Präsident Erdogan erfährt viel Zuspruch unter Deutschtürken – zum Teil als Konsequenz aus deren Ausgrenzung. Mehr Mitbestimmungsrechte könnten das ändern.
Kommentar zur Türkei-WahlEine Alternative zu reflexartiger Kritik an Erdogan-Wählern
Es ist so sicher wie das Amen in der Kirche: Bei jeder Türkei-Wahl kommt Präsident Recep Tayyip Erdogan in Deutschland auf ein besseres Ergebnis als in der Heimat. Natürlich ist es alarmierend, dass so viele Deutschtürken, die die Vorzüge der Demokratie genießen, für einen Autokraten in einem Land stimmen, in dem sie nicht leben – und dort vor allem gar nicht leben wollen. Ein Umzug stünde ihnen ja frei. Eben weil sie aber in Deutschland leben und Teil dieser Gesellschaft sind, könnte eine Konsequenz auch heißen, sie stärker einzubeziehen.
Nach jeder Türkei-Wahl entbrennt wieder die Integrationsdebatte. Dabei sind viele dieser Erdogan-Wähler gut integriert. Sie zahlen Steuern, manche von ihnen beschäftigen deutsche Arbeitnehmerinnen und Arbeitnehmer. In ihrer Heimat – Deutschland – wählen sie SPD oder CDU, FDP oder Grüne.
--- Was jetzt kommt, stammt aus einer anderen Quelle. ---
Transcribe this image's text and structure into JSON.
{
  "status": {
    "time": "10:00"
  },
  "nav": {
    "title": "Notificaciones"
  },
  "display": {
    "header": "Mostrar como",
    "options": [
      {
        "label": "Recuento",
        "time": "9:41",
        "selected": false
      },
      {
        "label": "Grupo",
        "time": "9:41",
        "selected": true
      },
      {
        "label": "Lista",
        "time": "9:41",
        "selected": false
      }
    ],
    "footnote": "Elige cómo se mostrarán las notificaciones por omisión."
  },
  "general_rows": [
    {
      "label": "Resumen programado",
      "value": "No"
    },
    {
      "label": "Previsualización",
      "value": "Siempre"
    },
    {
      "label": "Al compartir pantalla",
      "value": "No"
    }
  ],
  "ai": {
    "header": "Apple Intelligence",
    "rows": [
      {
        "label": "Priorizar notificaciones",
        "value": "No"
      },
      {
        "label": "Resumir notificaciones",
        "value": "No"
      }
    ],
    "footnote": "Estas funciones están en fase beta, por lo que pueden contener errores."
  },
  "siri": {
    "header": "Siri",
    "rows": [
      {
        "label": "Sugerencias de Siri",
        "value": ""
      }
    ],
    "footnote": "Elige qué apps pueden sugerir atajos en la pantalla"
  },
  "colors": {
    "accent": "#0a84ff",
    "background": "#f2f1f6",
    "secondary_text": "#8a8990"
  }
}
Das gilt jedenfalls dann, wenn sie neben der türkischen auch die deutsche Staatsbürgerschaft haben.
Nicht immer, aber oft genug ist die Türkei-Stimme eine Protestwahl: gegen eine Ausgrenzung in Deutschland. Denn die meisten Deutschtürken haben keine doppelte Staatsbürgerschaft. Ihre Teilhabe an Kommunalwahlen wäre ein Schritt, dieser Ausgrenzung entgegenzuwirken.
Bürgerinnen und Bürger aus anderen EU-Ländern dürfen in ihren Gemeinden mitbestimmen, wenn sie in Deutschland leben. Türkinnen und Türken ohne doppelte Staatsbürgerschaft ist das verwehrt, selbst wenn sie in Deutschland geboren und aufgewachsen sind. Dabei geht es nicht um Entscheidungen von bundespolitischer Relevanz, sondern um so banale Fragen wie die, wann im Heimatort die Mülltonnen geleert werden.
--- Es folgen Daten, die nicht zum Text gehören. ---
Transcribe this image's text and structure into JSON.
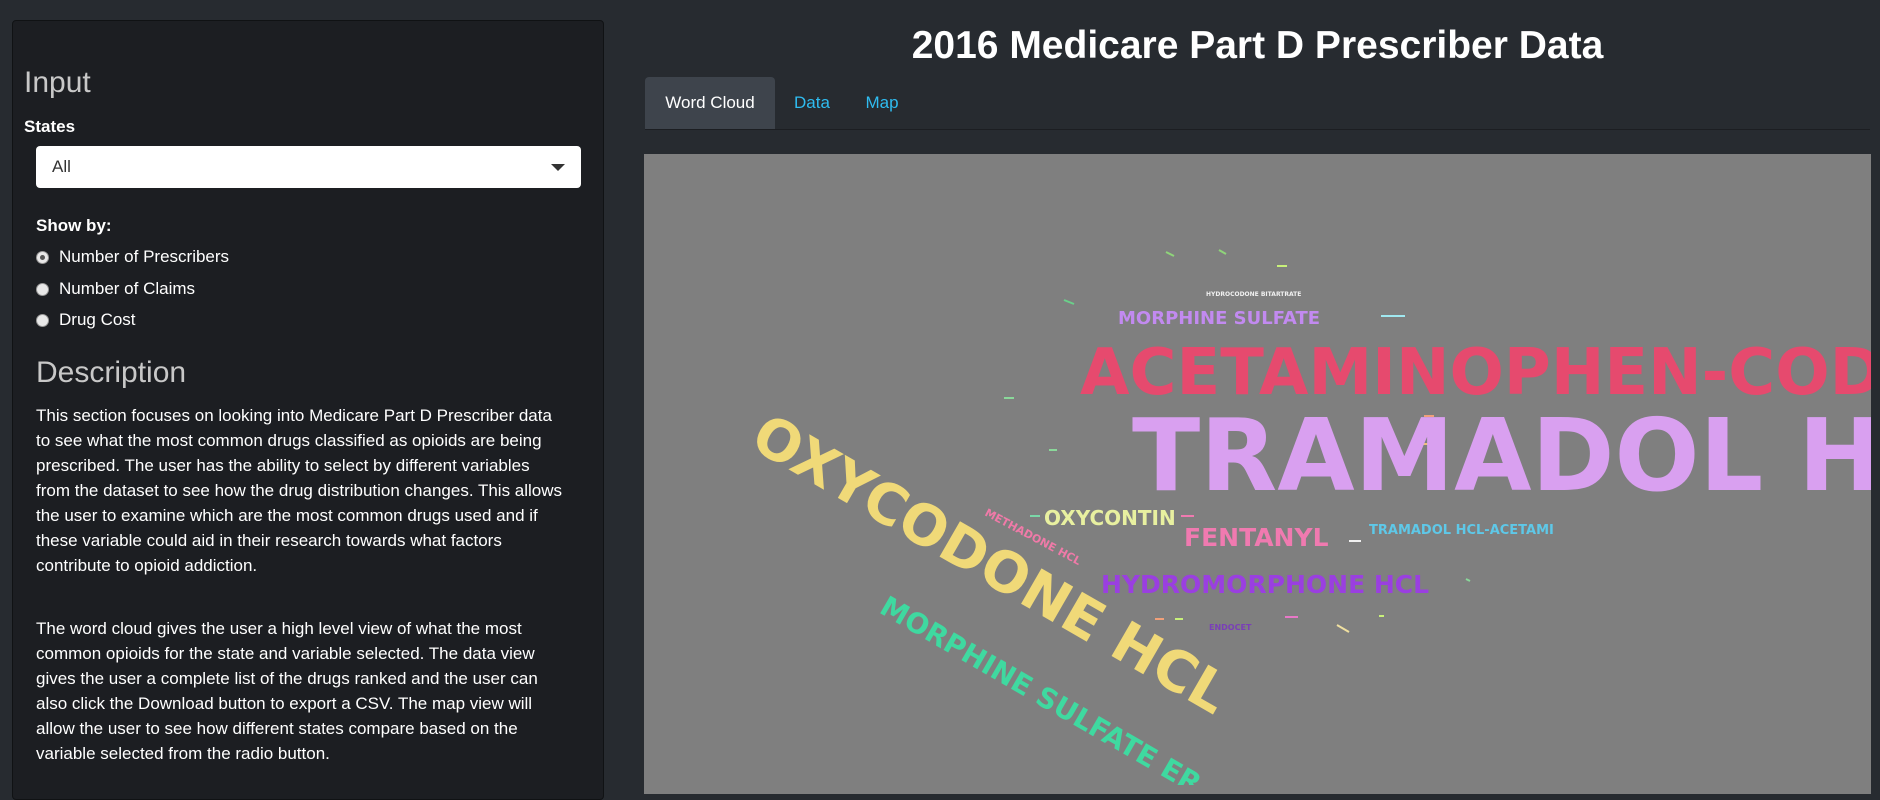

Rechtfertigung für Erdogan – selbst wenn sie ihn nicht gewählt haben
Die Diskussion um ihr Wahlverhalten trifft bei vielen Deutschtürken auch deswegen einen Nerv, weil sie dahinter eine Doppelmoral vermuten. Tatsächlich gab es keine nennenswerte Debatte darüber, wie viele Italienerinnen und Italiener in Deutschland die Rechtspopulistin Giorgia Meloni gewählt haben und was das für ihre Integration heißt. Türkinnen und Türken in Deutschland müssen sich dagegen immer wieder für Erdogan rechtfertigen – selbst dann, wenn sie ihn nicht gewählt haben.
Ein zweiter Reflex folgt auf jeden Erdogan-Sieg: Die Diskussion über die angestrebte EU-Mitgliedschaft des Landes flammt wieder auf, dieses Mal wieder losgetreten von der CSU. Es ist eine populistische Phantomdebatte: Die im Jahr 2005 aufgenommenen Verhandlungen liegen längst auf Eis. Nie war eine EU-Vollmitgliedschaft der Türkei unwahrscheinlicher als heute.
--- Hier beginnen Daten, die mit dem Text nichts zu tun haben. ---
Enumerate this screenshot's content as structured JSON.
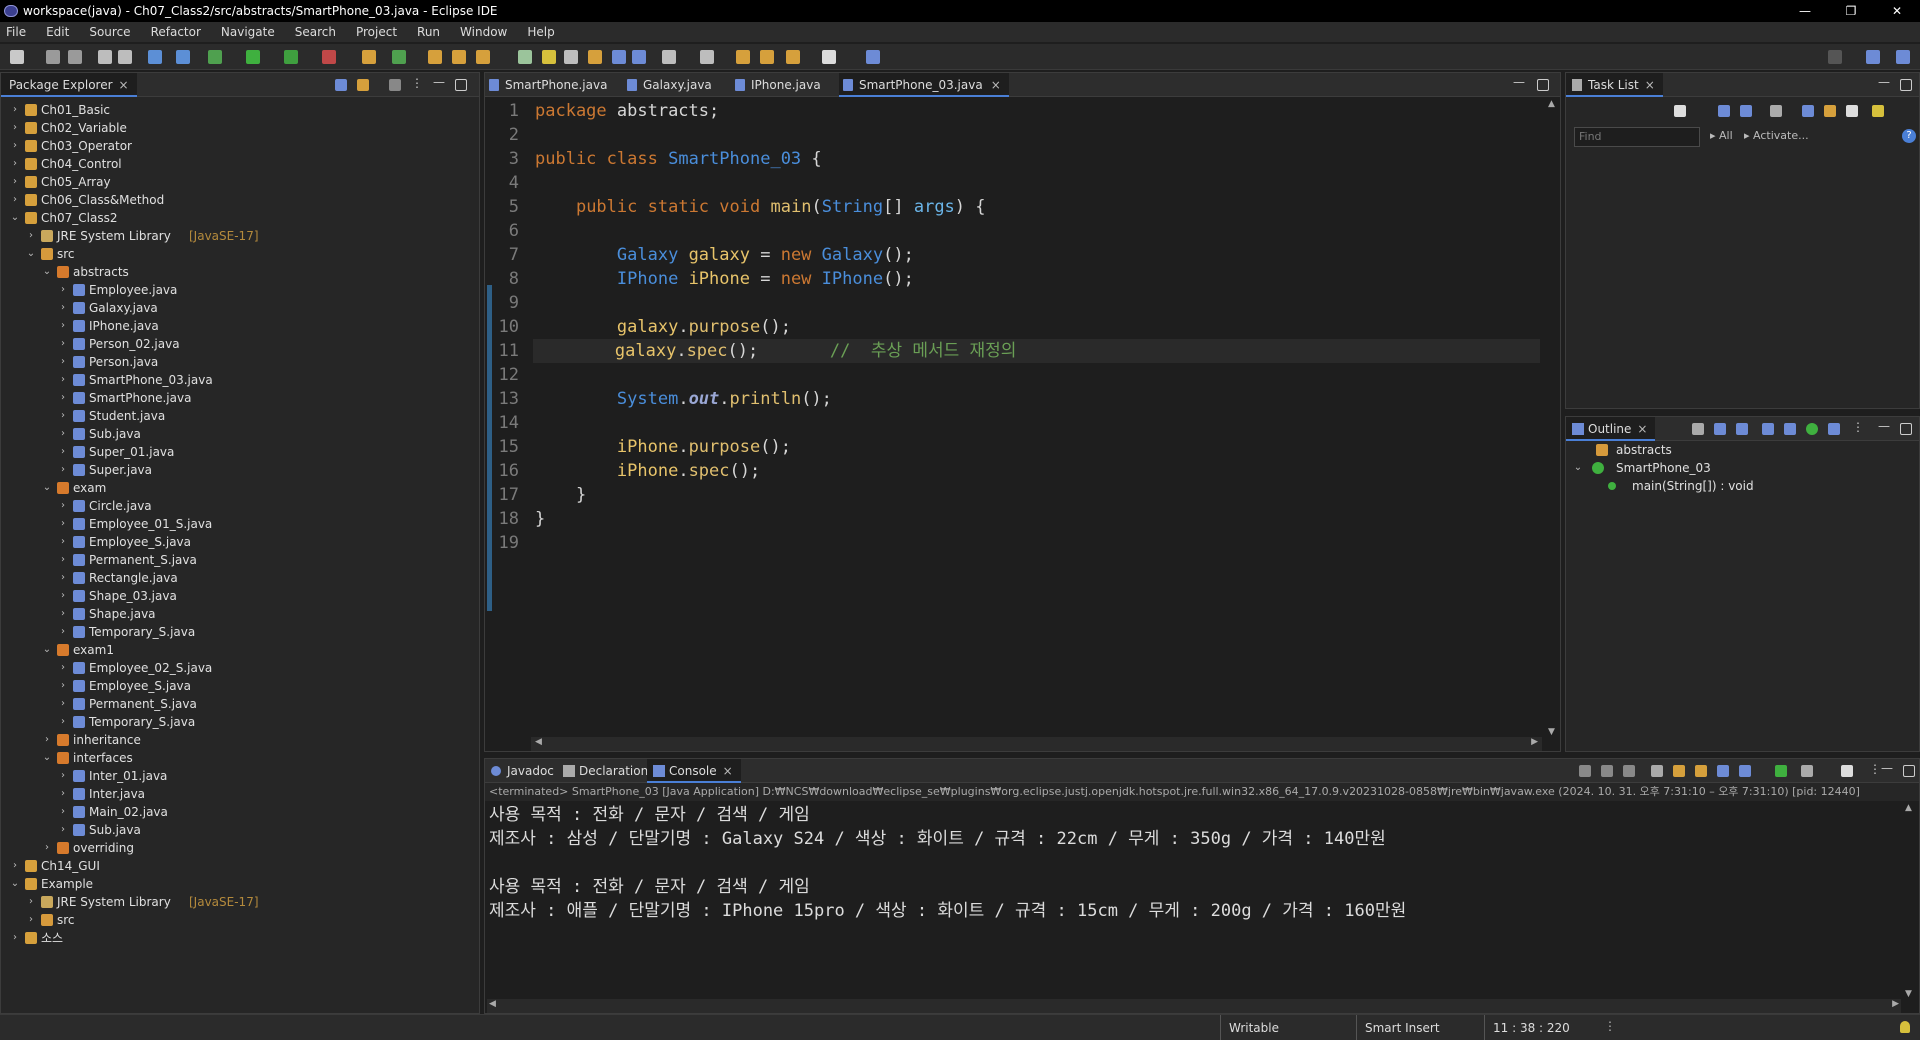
{
  "window": {
    "title": "workspace(java) - Ch07_Class2/src/abstracts/SmartPhone_03.java - Eclipse IDE",
    "controls": [
      "—",
      "❐",
      "✕"
    ]
  },
  "menu": [
    "File",
    "Edit",
    "Source",
    "Refactor",
    "Navigate",
    "Search",
    "Project",
    "Run",
    "Window",
    "Help"
  ],
  "package_explorer": {
    "title": "Package Explorer",
    "rows": [
      {
        "label": "Ch01_Basic",
        "sub": "",
        "arrow": "›",
        "icon": "project"
      },
      {
        "label": "Ch02_Variable",
        "sub": "",
        "arrow": "›",
        "icon": "project"
      },
      {
        "label": "Ch03_Operator",
        "sub": "",
        "arrow": "›",
        "icon": "project"
      },
      {
        "label": "Ch04_Control",
        "sub": "",
        "arrow": "›",
        "icon": "project"
      },
      {
        "label": "Ch05_Array",
        "sub": "",
        "arrow": "›",
        "icon": "project"
      },
      {
        "label": "Ch06_Class&Method",
        "sub": "",
        "arrow": "›",
        "icon": "project"
      },
      {
        "label": "Ch07_Class2",
        "sub": "",
        "arrow": "⌄",
        "icon": "project"
      },
      {
        "label": "JRE System Library",
        "sub": "[JavaSE-17]",
        "arrow": "›",
        "icon": "library"
      },
      {
        "label": "src",
        "sub": "",
        "arrow": "⌄",
        "icon": "folder"
      },
      {
        "label": "abstracts",
        "sub": "",
        "arrow": "⌄",
        "icon": "package"
      },
      {
        "label": "Employee.java",
        "sub": "",
        "arrow": "›",
        "icon": "java"
      },
      {
        "label": "Galaxy.java",
        "sub": "",
        "arrow": "›",
        "icon": "java"
      },
      {
        "label": "IPhone.java",
        "sub": "",
        "arrow": "›",
        "icon": "java"
      },
      {
        "label": "Person_02.java",
        "sub": "",
        "arrow": "›",
        "icon": "java"
      },
      {
        "label": "Person.java",
        "sub": "",
        "arrow": "›",
        "icon": "java"
      },
      {
        "label": "SmartPhone_03.java",
        "sub": "",
        "arrow": "›",
        "icon": "java"
      },
      {
        "label": "SmartPhone.java",
        "sub": "",
        "arrow": "›",
        "icon": "java"
      },
      {
        "label": "Student.java",
        "sub": "",
        "arrow": "›",
        "icon": "java"
      },
      {
        "label": "Sub.java",
        "sub": "",
        "arrow": "›",
        "icon": "java"
      },
      {
        "label": "Super_01.java",
        "sub": "",
        "arrow": "›",
        "icon": "java"
      },
      {
        "label": "Super.java",
        "sub": "",
        "arrow": "›",
        "icon": "java"
      },
      {
        "label": "exam",
        "sub": "",
        "arrow": "⌄",
        "icon": "package"
      },
      {
        "label": "Circle.java",
        "sub": "",
        "arrow": "›",
        "icon": "java"
      },
      {
        "label": "Employee_01_S.java",
        "sub": "",
        "arrow": "›",
        "icon": "java"
      },
      {
        "label": "Employee_S.java",
        "sub": "",
        "arrow": "›",
        "icon": "java"
      },
      {
        "label": "Permanent_S.java",
        "sub": "",
        "arrow": "›",
        "icon": "java"
      },
      {
        "label": "Rectangle.java",
        "sub": "",
        "arrow": "›",
        "icon": "java"
      },
      {
        "label": "Shape_03.java",
        "sub": "",
        "arrow": "›",
        "icon": "java"
      },
      {
        "label": "Shape.java",
        "sub": "",
        "arrow": "›",
        "icon": "java"
      },
      {
        "label": "Temporary_S.java",
        "sub": "",
        "arrow": "›",
        "icon": "java"
      },
      {
        "label": "exam1",
        "sub": "",
        "arrow": "⌄",
        "icon": "package"
      },
      {
        "label": "Employee_02_S.java",
        "sub": "",
        "arrow": "›",
        "icon": "java"
      },
      {
        "label": "Employee_S.java",
        "sub": "",
        "arrow": "›",
        "icon": "java"
      },
      {
        "label": "Permanent_S.java",
        "sub": "",
        "arrow": "›",
        "icon": "java"
      },
      {
        "label": "Temporary_S.java",
        "sub": "",
        "arrow": "›",
        "icon": "java"
      },
      {
        "label": "inheritance",
        "sub": "",
        "arrow": "›",
        "icon": "package"
      },
      {
        "label": "interfaces",
        "sub": "",
        "arrow": "⌄",
        "icon": "package"
      },
      {
        "label": "Inter_01.java",
        "sub": "",
        "arrow": "›",
        "icon": "java"
      },
      {
        "label": "Inter.java",
        "sub": "",
        "arrow": "›",
        "icon": "java"
      },
      {
        "label": "Main_02.java",
        "sub": "",
        "arrow": "›",
        "icon": "java"
      },
      {
        "label": "Sub.java",
        "sub": "",
        "arrow": "›",
        "icon": "java"
      },
      {
        "label": "overriding",
        "sub": "",
        "arrow": "›",
        "icon": "package"
      },
      {
        "label": "Ch14_GUI",
        "sub": "",
        "arrow": "›",
        "icon": "project"
      },
      {
        "label": "Example",
        "sub": "",
        "arrow": "⌄",
        "icon": "project"
      },
      {
        "label": "JRE System Library",
        "sub": "[JavaSE-17]",
        "arrow": "›",
        "icon": "library"
      },
      {
        "label": "src",
        "sub": "",
        "arrow": "›",
        "icon": "folder"
      },
      {
        "label": "소스",
        "sub": "",
        "arrow": "›",
        "icon": "project"
      }
    ]
  },
  "editor": {
    "tabs": [
      "SmartPhone.java",
      "Galaxy.java",
      "IPhone.java",
      "SmartPhone_03.java"
    ],
    "active_tab": "SmartPhone_03.java",
    "line_numbers": [
      "1",
      "2",
      "3",
      "4",
      "5",
      "6",
      "7",
      "8",
      "9",
      "10",
      "11",
      "12",
      "13",
      "14",
      "15",
      "16",
      "17",
      "18",
      "19"
    ],
    "lines": [
      [
        [
          "kw",
          "package"
        ],
        [
          "id",
          " abstracts;"
        ]
      ],
      [],
      [
        [
          "kw",
          "public"
        ],
        [
          "id",
          " "
        ],
        [
          "kw",
          "class"
        ],
        [
          "id",
          " "
        ],
        [
          "ty",
          "SmartPhone_03"
        ],
        [
          "id",
          " {"
        ]
      ],
      [],
      [
        [
          "id",
          "    "
        ],
        [
          "kw",
          "public"
        ],
        [
          "id",
          " "
        ],
        [
          "kw",
          "static"
        ],
        [
          "id",
          " "
        ],
        [
          "kw",
          "void"
        ],
        [
          "id",
          " "
        ],
        [
          "mt",
          "main"
        ],
        [
          "id",
          "("
        ],
        [
          "ty",
          "String"
        ],
        [
          "id",
          "[] "
        ],
        [
          "sv",
          "args"
        ],
        [
          "id",
          ") {"
        ]
      ],
      [],
      [
        [
          "id",
          "        "
        ],
        [
          "ty",
          "Galaxy"
        ],
        [
          "id",
          " "
        ],
        [
          "vr",
          "galaxy"
        ],
        [
          "id",
          " = "
        ],
        [
          "kw",
          "new"
        ],
        [
          "id",
          " "
        ],
        [
          "ty",
          "Galaxy"
        ],
        [
          "id",
          "();"
        ]
      ],
      [
        [
          "id",
          "        "
        ],
        [
          "ty",
          "IPhone"
        ],
        [
          "id",
          " "
        ],
        [
          "vr",
          "iPhone"
        ],
        [
          "id",
          " = "
        ],
        [
          "kw",
          "new"
        ],
        [
          "id",
          " "
        ],
        [
          "ty",
          "IPhone"
        ],
        [
          "id",
          "();"
        ]
      ],
      [],
      [
        [
          "id",
          "        "
        ],
        [
          "vr",
          "galaxy"
        ],
        [
          "id",
          "."
        ],
        [
          "mt",
          "purpose"
        ],
        [
          "id",
          "();"
        ]
      ],
      [
        [
          "id",
          "        "
        ],
        [
          "vr",
          "galaxy"
        ],
        [
          "id",
          "."
        ],
        [
          "mt",
          "spec"
        ],
        [
          "id",
          "();       "
        ],
        [
          "cm",
          "//  추상 메서드 재정의"
        ]
      ],
      [],
      [
        [
          "id",
          "        "
        ],
        [
          "ty",
          "System"
        ],
        [
          "id",
          "."
        ],
        [
          "st",
          "out"
        ],
        [
          "id",
          "."
        ],
        [
          "mt",
          "println"
        ],
        [
          "id",
          "();"
        ]
      ],
      [],
      [
        [
          "id",
          "        "
        ],
        [
          "vr",
          "iPhone"
        ],
        [
          "id",
          "."
        ],
        [
          "mt",
          "purpose"
        ],
        [
          "id",
          "();"
        ]
      ],
      [
        [
          "id",
          "        "
        ],
        [
          "vr",
          "iPhone"
        ],
        [
          "id",
          "."
        ],
        [
          "mt",
          "spec"
        ],
        [
          "id",
          "();"
        ]
      ],
      [
        [
          "id",
          "    }"
        ]
      ],
      [
        [
          "id",
          "}"
        ]
      ],
      []
    ]
  },
  "task_list": {
    "title": "Task List",
    "find_placeholder": "Find",
    "all": "All",
    "activate": "Activate..."
  },
  "outline": {
    "title": "Outline",
    "items": [
      {
        "label": "abstracts",
        "arrow": ""
      },
      {
        "label": "SmartPhone_03",
        "arrow": "⌄"
      },
      {
        "label": "main(String[]) : void",
        "arrow": ""
      }
    ]
  },
  "bottom_tabs": [
    "Javadoc",
    "Declaration",
    "Console"
  ],
  "active_bottom_tab": "Console",
  "console": {
    "info": "<terminated> SmartPhone_03 [Java Application] D:₩NCS₩download₩eclipse_se₩plugins₩org.eclipse.justj.openjdk.hotspot.jre.full.win32.x86_64_17.0.9.v20231028-0858₩jre₩bin₩javaw.exe  (2024. 10. 31. 오후 7:31:10 – 오후 7:31:10) [pid: 12440]",
    "lines": [
      "사용 목적 : 전화 / 문자 / 검색 / 게임",
      "제조사 : 삼성 / 단말기명 : Galaxy S24 / 색상 : 화이트 / 규격 : 22cm / 무게 : 350g / 가격 : 140만원",
      "",
      "사용 목적 : 전화 / 문자 / 검색 / 게임",
      "제조사 : 애플 / 단말기명 : IPhone 15pro / 색상 : 화이트 / 규격 : 15cm / 무게 : 200g / 가격 : 160만원"
    ]
  },
  "status": {
    "writable": "Writable",
    "insert_mode": "Smart Insert",
    "position": "11 : 38 : 220"
  },
  "colors": {
    "keyword": "#cc7832",
    "type": "#4a8edb",
    "variable": "#e8c46a",
    "comment": "#6a9f55",
    "accent": "#4a7fd6"
  }
}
Ein offizieller Stopp des Beitrittsprozesses wäre Wasser auf die Mühlen Erdogans, zu dessen rhetorischen Lieblingsgegnern die Europäische Union gehört. Er argumentiert nicht ohne Grund, dass es die EU nie wirklich ernst mit den Verhandlungen gemeint hat. Ein Stopp wäre vor allem aber auch ein Schlag gegen die Opposition. Denn zu deren zentralen Zielen gehört es, die Türkei wieder stärker an Europa anzubinden.